Le Parti Pris

La race est morte, vive la race !

Dans un grand élan moutonnier, nos députés avaient entrepris, en juillet 2018, de réécrire l’article 1er de la Constitution afin d’y faire disparaître le mot « race ». Le projet de révision constitutionnelle, s’il avait abouti, aurait modifié la doctrine républicaine des « distinctions interdites », de sorte que jamais plus les juristes français n’auraient pu arguer que la République assure l’égalité de tous les citoyens devant la loi « sans distinction de race ». Quelques événements providentiels ont heureusement fait tomber cette réforme dans une oubliette, au fond de laquelle une partie de la Macronie semble ces jours-ci avoir la velleité d’aller l’y chercher, sans doute parce qu’elle se figure pouvoir ainsi donner aux banlieues un gage d’antiracisme gouvernemental.

Le projet de supprimer le mot « race » de la Constitution est doublement stupide. D’abord parce qu’il porte atteinte à l’énoncé constitutionnel le plus explicitement et le plus fortement antiraciste qu’on puisse concevoir. Ensuite, parce qu’il entretient la confusion entre la science et le droit. L’argument avancé par les partisans de cette suppression est en effet que, du point de vue de la vérité scientifique, les races n’existent pas. La génétique des populations considère aujourd’hui, pour des raisons qui sont indépendantes (ou devraient l’être) de la morale et du droit, que les phénotypes humains observables ne correspondent pas à des identités biologiques déterminées. L’humanisme républicain français n’a cependant pas attendu la science et les progrès de la génétique pour faire abstraction de cette diversité visible, non en vertu des données de la biologie, mais au nom de l’égale liberté et dignité de tous les hommes et afin de promouvoir l’égalité devant la loi de tous les citoyens.

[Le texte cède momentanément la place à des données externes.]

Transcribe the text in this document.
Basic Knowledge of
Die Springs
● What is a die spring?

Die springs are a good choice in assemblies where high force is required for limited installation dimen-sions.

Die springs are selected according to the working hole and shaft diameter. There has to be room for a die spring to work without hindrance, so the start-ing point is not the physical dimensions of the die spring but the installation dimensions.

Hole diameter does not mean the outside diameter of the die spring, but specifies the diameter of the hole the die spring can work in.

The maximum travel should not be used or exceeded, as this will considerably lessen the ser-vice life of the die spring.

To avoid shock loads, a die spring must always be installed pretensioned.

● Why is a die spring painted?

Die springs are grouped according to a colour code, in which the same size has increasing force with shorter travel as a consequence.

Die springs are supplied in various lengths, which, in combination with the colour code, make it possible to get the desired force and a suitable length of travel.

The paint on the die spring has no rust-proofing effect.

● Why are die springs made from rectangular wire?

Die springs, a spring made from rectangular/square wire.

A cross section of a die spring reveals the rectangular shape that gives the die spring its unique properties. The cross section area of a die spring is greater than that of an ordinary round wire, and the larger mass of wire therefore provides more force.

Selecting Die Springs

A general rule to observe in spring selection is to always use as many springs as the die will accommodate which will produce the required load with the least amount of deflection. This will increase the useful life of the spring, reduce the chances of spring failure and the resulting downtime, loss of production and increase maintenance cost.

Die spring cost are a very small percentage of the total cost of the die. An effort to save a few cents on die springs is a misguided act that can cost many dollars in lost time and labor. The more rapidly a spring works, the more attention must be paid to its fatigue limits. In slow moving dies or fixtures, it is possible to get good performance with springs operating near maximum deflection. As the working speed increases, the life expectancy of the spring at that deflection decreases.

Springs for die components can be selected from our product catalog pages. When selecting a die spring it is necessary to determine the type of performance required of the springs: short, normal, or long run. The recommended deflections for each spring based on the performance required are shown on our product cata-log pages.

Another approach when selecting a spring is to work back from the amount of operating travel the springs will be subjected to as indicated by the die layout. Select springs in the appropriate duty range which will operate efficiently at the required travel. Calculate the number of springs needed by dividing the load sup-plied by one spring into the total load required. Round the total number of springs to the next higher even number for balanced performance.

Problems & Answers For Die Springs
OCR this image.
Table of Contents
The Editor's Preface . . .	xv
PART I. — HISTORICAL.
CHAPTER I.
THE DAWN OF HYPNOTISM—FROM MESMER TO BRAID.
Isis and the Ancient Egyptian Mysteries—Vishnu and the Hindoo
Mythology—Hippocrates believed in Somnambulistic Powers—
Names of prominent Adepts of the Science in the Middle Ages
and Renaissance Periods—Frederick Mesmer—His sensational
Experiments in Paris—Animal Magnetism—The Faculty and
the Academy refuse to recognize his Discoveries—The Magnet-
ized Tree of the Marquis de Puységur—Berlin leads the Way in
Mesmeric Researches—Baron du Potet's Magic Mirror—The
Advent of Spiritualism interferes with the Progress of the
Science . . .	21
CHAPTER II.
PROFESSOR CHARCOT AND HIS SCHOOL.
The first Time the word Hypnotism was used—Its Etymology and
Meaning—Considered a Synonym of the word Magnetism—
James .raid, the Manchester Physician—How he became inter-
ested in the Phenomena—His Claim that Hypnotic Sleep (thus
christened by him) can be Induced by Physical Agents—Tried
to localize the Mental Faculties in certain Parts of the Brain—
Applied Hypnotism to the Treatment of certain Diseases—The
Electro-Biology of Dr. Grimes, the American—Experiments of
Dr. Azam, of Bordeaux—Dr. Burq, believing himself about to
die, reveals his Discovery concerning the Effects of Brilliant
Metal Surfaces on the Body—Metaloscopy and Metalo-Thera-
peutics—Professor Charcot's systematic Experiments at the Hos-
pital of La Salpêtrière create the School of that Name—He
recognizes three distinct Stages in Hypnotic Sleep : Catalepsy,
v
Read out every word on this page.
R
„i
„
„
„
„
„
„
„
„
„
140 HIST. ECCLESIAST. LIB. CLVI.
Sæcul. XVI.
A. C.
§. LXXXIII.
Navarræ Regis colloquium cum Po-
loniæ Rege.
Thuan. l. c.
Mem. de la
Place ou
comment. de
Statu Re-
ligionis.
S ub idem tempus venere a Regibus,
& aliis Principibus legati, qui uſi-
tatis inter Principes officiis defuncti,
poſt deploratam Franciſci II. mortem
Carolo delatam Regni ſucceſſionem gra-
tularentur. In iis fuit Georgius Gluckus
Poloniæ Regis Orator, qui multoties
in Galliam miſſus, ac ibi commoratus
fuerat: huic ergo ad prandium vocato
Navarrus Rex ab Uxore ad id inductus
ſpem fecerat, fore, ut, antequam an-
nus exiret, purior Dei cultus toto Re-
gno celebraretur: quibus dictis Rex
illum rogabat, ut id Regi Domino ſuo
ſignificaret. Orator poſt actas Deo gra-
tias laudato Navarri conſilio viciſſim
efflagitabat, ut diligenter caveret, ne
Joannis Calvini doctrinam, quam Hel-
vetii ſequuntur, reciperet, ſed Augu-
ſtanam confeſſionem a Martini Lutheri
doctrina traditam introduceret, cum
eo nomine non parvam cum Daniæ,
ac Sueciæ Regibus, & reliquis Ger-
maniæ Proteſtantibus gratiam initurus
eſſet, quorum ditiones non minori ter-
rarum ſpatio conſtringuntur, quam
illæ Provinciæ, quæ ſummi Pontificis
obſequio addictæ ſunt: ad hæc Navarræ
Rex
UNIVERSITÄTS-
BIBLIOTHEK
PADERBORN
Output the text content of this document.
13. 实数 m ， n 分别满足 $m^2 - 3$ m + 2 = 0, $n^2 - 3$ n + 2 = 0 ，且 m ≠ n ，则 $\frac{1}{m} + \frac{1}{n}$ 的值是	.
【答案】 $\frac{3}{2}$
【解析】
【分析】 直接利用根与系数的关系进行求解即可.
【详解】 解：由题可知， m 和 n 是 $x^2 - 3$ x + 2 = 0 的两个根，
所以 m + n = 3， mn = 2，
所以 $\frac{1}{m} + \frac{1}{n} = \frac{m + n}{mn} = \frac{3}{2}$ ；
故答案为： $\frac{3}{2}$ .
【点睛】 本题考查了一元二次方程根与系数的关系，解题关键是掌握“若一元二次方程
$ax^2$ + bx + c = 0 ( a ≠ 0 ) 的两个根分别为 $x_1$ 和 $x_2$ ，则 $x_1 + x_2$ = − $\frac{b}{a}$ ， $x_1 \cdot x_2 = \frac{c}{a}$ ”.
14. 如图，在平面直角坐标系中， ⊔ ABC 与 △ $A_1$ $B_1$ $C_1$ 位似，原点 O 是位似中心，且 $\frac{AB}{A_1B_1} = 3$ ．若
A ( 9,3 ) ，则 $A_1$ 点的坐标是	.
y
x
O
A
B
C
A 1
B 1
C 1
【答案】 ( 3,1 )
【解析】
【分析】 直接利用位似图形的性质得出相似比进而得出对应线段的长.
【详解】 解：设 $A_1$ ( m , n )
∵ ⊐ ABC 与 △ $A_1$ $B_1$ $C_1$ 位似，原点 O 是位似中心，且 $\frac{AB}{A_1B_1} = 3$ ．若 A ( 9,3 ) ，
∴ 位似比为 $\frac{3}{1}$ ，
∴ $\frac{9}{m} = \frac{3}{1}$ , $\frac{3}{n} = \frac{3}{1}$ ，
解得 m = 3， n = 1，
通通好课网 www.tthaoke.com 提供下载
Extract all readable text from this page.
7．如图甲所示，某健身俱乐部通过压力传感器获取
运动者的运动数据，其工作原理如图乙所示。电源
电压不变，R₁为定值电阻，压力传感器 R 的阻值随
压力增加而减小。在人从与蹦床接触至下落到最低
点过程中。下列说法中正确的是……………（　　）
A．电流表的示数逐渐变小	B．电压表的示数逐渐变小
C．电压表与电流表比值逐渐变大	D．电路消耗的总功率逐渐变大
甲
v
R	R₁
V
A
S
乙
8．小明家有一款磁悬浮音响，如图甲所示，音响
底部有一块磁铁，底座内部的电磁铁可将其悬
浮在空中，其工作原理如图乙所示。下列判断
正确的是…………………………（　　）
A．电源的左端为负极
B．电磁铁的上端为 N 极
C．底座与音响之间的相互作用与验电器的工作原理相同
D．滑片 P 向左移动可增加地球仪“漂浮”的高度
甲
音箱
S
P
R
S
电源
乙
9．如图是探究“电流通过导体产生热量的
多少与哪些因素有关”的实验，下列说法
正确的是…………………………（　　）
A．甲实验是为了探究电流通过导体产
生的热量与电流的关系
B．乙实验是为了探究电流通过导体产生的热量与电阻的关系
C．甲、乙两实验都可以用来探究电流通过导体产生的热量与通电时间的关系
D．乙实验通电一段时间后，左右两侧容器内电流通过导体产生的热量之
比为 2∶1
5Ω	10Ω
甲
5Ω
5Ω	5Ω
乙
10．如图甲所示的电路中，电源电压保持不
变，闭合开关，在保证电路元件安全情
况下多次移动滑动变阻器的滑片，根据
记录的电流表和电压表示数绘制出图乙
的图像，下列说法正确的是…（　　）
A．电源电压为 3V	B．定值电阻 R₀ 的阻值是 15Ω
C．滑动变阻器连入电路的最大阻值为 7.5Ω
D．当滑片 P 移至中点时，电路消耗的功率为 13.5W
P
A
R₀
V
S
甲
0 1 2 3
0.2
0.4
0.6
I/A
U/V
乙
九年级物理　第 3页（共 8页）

Dans le monde vécu, qui n’est pas celui de la science, il y a toujours des « couchers de soleil » et les hommes se perçoivent comme différents par la couleur de la peau ou quelques autres traits physiques. Un Asiatique, un Africain et un Européen se reconnaissent immédiatement « à l’oeil nu », tant du moins qu’il n’y a pas eu métissage, c’est-à-dire « mélange de races différentes », selon la définition classique du terme, que l’Académie française n’a pour l’heure pas modifiée. Le principe de l’antiracisme républicain, comme le disent si bien les Américains est le principe de color-blindness: le principe d’un aveuglement volontaire à la couleur de la peau. Il ne consiste pas à nier l’existence des différences raciales mais à vouloir ne pas en tenir compte dans la définition des droits et des devoirs du citoyen. L’égalité devant la loi ne se fonde ni sur un aveuglement réel aux différences ni sur la vision scientifique de l’unité de l’espèce humaine mais sur une indifférence de principe à l’ensemble des traits qui permettent concrètement aux humains de s’identifier, de se distinguer et, éventuellement, de s’opposer.

En tuant le mot « race », on ne tuerait ni le concept de race ni les races. Sitôt enterrée par la génétique, la race a d’ailleurs été ressuscitée par la sociologie. Ceux qui réclament aujourd’hui l’importation des statistiques ethno-raciales américaines sont parfois les mêmes qui militent pour la suppression du mot race dans la Constitution. La substitution du mot « ethnie » au mot « race » ne doit pas faire illusion: les « Blancs » et les « Noirs » n’ont jamais été des « ethnies » au sens que l’anthropologie donne à cette notion. Le projet d’instituer des « statistiques ethniques » au moment même où l’on veut faire disparaître le mot « race » de l’énoncé des principes du droit n’est toutefois pas incohérent. D’une part la race n’est pas un concept exclusivement biologique, de sorte qu’on peut sans contradiction en nier la pertinence sur le plan génétique et lui en reconnaître une du point de vue de la sociologie. D’autre part, en supprimant le mot race dans la Constitution, on supprimerait l’antiracisme de principe qui va avec, ce qui rendrait ipso facto constitutionnelles les statistiques raciales ainsi, éventuellement, que les politiques de discrimination positive fondées sur la confusion entre discriminations raciales et inégalités sociales à laquelle ces statistiques conduisent.

L’ère de la race et du racisme biologiques est refermée. Celle de la race et du racisme sociologiques s’ouvre. La suppression du mot race de la Constitution ne peut faire disparaître ni les races ni le racisme, simplement accompagner une évolution et l’altération de l’identité politique de la France. La réécriture promise de la Constitution serait bien une manière d’achever l’humanisme républicain, au sens où elle contribuerait à le réduire définitivement à l’état cadavérique.